In contatto con Dio, la teologia "india" – Por Fabrizio Mastrofini



 La «teologia india» ha un posto specifico nella Chiesa. E i contrasti e le diffidenze del passato sembrano superate. Almeno a vedere il programma dei lavori del seminario che comincia domani a Città del Messico ed è organizzato dalla stessa Conferenza episcopale.

Per cinque giorni i delegati dalle diverse diocesi discutono di «teologia india» e cercano di individuare delle linee di azione. Perché quella delle popolazioni autoctone è una realtà che l’America Centrale e Latina non può permettersi di ignorare. Soprattutto sul piano politico, come dimostrano i casi della Bolivia e del Venezuela, con presidenti che hanno fatto della causa indigenista una bandiera. O anche in Brasile, dove la Chiesa ha una lunga tradizione di difesa delle popolazioni indigene.


Sul piano della riflessione teologica la situazione è più delicata. Negli anni Settanta, quando nasce, la «teologia indigena» viene letta come una delle versioni della «teologia della liberazione» e dunque analizzata con sospetto. Con il trascorrere degli anni si attenuano le discussioni di principio, si approfondisce il lavoro di ricerca dei teologi e grazie all’impegno di diversi vescovi il giudizio negativo comincia a cambiare.

In fondo l’idea è semplice. Anzi le due idee di fondo. 

Primo: Come spiega il teologo Eleazar Lopez Hernandez, messicano, il più conosciuto nome della «teologia indigena», la definizione non è una rivendicazione contro qualcosa o qualcuno, visto che il primo a parlarne è stato addirittura il frate domenicano Bartolomeo de las Casas, deciso critico dello  sterminio sistematico delle popolazioni locali. 
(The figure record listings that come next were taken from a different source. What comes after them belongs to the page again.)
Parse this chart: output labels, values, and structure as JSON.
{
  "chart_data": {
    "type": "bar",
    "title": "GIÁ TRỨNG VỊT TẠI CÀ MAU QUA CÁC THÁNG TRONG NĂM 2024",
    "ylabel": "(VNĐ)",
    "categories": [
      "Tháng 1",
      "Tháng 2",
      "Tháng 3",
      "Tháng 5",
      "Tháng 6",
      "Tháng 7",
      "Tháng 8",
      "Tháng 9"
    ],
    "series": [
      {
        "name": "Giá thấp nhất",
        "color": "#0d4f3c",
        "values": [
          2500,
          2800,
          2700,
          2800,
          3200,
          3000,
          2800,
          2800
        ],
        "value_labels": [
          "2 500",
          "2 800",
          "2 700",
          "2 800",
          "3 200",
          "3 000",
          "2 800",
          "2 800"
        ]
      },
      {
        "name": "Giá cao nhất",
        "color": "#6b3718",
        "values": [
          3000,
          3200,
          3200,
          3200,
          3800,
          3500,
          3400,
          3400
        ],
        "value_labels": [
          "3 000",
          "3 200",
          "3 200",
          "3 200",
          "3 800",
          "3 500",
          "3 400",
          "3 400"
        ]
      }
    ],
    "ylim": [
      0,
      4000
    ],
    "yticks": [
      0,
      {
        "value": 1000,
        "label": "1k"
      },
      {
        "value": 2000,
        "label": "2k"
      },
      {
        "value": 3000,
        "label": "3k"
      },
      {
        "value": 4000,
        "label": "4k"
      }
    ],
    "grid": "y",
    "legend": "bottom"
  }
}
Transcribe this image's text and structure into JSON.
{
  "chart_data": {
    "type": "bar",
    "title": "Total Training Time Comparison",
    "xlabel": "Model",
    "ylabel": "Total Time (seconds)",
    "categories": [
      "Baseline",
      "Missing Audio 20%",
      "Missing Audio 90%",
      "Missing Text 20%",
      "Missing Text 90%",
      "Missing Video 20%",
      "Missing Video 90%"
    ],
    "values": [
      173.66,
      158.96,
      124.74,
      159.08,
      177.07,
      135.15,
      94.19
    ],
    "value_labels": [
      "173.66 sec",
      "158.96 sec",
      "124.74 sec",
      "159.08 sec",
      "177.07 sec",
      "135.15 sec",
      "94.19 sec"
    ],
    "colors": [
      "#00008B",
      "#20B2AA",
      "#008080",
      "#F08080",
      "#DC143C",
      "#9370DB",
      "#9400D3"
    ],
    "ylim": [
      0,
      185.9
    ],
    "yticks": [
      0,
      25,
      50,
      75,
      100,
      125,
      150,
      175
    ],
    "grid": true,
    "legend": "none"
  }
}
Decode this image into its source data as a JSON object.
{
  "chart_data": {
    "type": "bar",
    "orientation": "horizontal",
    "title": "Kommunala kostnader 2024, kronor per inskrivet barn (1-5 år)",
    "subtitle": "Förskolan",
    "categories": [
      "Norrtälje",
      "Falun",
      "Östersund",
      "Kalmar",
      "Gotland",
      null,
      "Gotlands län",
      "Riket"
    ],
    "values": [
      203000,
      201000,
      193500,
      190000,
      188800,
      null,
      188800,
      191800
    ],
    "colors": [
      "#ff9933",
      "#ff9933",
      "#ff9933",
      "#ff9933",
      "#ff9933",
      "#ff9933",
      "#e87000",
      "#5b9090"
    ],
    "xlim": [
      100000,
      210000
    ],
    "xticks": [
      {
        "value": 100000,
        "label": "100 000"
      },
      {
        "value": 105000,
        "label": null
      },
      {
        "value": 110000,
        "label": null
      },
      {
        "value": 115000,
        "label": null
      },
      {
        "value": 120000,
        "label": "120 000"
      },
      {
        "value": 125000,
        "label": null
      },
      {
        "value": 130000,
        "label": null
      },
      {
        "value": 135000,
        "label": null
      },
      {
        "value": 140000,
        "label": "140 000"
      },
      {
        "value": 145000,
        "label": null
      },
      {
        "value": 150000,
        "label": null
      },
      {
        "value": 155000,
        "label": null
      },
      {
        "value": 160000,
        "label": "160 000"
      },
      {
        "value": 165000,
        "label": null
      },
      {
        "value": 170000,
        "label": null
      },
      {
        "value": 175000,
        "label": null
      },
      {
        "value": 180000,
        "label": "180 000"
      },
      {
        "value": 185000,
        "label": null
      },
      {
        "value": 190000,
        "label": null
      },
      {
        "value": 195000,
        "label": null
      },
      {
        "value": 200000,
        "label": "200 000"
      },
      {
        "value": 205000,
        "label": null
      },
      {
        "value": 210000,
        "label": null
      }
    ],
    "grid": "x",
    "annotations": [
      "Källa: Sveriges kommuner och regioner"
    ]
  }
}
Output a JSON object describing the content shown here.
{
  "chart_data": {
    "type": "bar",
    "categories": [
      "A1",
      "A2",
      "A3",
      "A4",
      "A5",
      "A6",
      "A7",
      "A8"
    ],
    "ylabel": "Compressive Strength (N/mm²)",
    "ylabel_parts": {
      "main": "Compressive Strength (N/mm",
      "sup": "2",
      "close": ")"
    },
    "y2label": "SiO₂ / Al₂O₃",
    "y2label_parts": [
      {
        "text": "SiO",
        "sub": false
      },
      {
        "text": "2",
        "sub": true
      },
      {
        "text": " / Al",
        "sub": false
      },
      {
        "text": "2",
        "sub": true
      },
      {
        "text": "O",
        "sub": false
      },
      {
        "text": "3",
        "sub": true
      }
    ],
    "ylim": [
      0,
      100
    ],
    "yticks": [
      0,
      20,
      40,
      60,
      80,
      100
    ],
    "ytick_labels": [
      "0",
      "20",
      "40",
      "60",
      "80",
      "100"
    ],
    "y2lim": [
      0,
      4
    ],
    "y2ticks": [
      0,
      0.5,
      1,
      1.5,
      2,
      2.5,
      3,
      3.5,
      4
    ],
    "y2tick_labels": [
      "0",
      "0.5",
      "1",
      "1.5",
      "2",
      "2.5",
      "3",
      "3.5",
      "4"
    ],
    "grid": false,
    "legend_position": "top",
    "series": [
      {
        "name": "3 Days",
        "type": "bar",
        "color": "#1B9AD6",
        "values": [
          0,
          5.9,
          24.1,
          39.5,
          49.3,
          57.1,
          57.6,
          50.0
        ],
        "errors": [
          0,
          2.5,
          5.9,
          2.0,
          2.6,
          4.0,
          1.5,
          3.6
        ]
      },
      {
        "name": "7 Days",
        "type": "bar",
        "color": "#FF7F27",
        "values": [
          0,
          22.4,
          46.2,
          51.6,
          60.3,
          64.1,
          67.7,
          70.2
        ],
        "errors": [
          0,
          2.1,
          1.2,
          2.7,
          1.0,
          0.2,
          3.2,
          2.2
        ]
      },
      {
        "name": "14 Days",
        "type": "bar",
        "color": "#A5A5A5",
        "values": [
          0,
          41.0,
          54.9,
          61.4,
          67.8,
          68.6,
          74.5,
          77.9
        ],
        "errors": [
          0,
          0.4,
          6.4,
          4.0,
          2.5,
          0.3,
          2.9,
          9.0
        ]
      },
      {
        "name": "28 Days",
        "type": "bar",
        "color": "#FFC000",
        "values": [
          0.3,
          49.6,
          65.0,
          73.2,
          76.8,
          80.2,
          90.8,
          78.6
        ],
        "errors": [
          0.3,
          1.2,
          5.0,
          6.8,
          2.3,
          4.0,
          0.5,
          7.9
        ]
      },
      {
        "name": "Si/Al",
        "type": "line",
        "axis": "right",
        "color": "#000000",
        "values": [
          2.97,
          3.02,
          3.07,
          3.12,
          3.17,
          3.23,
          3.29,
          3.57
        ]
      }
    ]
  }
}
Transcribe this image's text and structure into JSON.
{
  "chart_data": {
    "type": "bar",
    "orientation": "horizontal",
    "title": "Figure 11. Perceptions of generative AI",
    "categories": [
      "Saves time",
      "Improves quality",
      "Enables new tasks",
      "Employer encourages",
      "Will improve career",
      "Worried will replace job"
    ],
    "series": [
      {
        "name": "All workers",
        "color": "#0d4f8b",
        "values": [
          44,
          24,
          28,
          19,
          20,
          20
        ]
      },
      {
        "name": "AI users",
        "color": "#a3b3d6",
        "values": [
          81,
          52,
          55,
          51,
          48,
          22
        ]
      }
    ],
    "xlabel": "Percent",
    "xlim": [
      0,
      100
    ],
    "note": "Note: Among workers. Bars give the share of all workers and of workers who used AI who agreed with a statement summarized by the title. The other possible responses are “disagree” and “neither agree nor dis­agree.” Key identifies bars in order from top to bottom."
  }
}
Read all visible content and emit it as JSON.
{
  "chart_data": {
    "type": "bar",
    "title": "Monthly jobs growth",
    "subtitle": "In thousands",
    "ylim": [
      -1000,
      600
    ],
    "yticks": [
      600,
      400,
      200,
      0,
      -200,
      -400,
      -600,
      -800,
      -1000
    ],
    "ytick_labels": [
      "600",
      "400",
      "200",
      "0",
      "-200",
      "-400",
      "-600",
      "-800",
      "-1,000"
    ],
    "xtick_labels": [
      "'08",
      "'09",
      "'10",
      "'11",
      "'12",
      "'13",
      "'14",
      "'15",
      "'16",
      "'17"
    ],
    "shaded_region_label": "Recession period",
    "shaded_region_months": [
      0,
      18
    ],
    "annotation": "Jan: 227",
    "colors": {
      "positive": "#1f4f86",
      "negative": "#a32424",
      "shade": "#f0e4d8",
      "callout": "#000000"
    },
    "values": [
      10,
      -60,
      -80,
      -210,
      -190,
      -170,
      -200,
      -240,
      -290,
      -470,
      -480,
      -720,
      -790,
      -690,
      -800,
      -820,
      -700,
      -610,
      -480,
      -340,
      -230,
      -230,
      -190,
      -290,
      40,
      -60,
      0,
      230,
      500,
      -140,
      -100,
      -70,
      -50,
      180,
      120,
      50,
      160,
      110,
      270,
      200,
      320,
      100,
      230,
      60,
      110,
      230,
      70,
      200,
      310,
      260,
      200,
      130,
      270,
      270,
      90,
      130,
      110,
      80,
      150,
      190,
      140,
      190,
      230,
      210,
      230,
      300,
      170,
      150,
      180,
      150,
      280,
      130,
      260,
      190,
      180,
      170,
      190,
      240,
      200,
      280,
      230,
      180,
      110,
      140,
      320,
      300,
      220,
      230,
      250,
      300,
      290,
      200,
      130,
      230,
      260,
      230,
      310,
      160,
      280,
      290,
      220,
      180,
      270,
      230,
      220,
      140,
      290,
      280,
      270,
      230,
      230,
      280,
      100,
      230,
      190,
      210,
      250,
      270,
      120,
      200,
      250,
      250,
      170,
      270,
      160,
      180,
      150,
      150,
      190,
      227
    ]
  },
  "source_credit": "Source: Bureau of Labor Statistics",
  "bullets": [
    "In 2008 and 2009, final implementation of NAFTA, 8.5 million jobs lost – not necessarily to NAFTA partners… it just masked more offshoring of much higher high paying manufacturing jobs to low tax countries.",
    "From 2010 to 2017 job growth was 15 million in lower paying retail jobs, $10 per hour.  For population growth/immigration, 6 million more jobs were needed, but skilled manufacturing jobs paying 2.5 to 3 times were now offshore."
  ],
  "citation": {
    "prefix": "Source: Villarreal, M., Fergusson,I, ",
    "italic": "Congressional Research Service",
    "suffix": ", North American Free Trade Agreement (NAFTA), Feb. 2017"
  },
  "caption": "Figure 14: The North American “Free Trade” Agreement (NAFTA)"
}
Secondo: si tratta di riconoscere che le popolazioni indigene hanno una visione profondamente religiosa della realtà e della vita. Espressa certo secondo le idee forse ingenue del passato. Tuttavia si tratta di una visione profondamente religiosa con cui la teologia della Chiesa deve fare i conti, riconoscendone la bontà ed avviando un vero e proprio dialogo interreligioso.

Quindi la realtà culturale delle popolazioni indigene, compresa la religione, non va cancellata bensì riscoperta, valorizzata, esplorata. Tanto è vero che in Messico esiste un dipartimento dei vescovi dedicato alla teologia indigena addirittura dal 1988. Lo stesso accade in altre Conferenze episcopali (Brasile, ad esempio). E di «teologia indigena» parlano le dichiarazioni finali delle assemblee dei vescovi del Celam.

Allora a Città del Messico, in questi giorni, si discuterà della realtà delle popolazioni indigene, spesso emarginate, e di come valorizzare il loro apporto culturale e sociale. E come la Chiesa potrà farsi interprete delle loro richieste verso tutta la società civile. Secondo le statistiche, nei diversi paesi dell’America Latina e Centrale le popolazioni indigene (522 gruppi diversi) assommano a oltre 28 milioni. Di questi ben 9,5 solo in Messico.